A vehicle-mounted electronic device housing (10),
The casing of the in-vehicle electronic device is arranged so that there is an upper and lower side, and at least one vent hole (50) is provided on the upper surface of the casing of the in-vehicle electronic device,
The upper surface includes at least one heat radiating member (20) formed so as to cover at least a part of the vent hole when viewed from above,
The heat dissipation member is
A collar portion (30) extending obliquely from the upper surface upward to the vent hole;
Groove formation formed so that a groove (201) is provided between the edge of the collar and the collar upper surface edge (32), which is the edge of the upper surface, among the edges of the collar. Part (40).
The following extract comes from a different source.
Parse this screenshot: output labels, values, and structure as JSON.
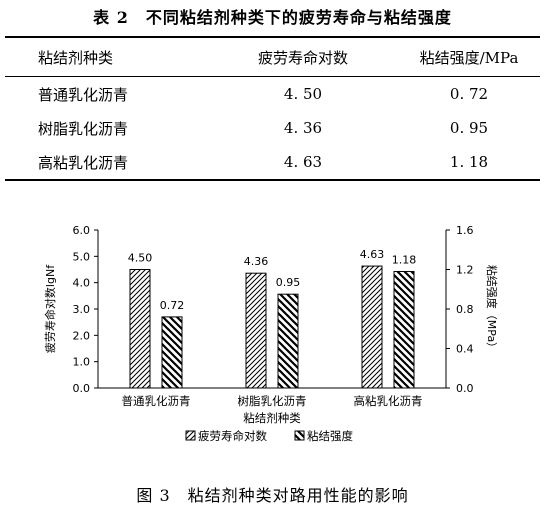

Car electronics housing. It is the housing | casing of the vehicle-mounted electronic device of Claim 1, Comprising:
The heat dissipating member is configured to extend along the vent hole,
The flange is formed to extend in the longitudinal direction, which is the direction in which the heat dissipation member extends,
The groove forming portion is formed so as to extend in the longitudinal direction, and is between the edge of the upper surface of the collar and the groove, and is one end from the other end in the longitudinal direction to the other end. An in-vehicle electronic device casing formed so as to provide a groove inclined toward the surface. It is the housing | casing of the vehicle-mounted electronic device of Claim 2, Comprising:
The groove forming portion is formed such that, of the end portions in the longitudinal direction, the height from the upper surface at one end portion is higher than the height from the upper surface at the other end portion. . It is the housing | casing of the vehicle-mounted electronic device as described in any one of Claims 1-3,
The casing (30d) is a case of an in-vehicle electronic device in which an upper end (31d) which is an upper end of the end of the flange is formed horizontally. It is the housing | casing of the vehicle-mounted electronic device as described in any one of Claims 1-3,
The casing (30e) is a case of an in-vehicle electronic device in which an upper end (31e) that is an upper end of the end of the flange is formed downward.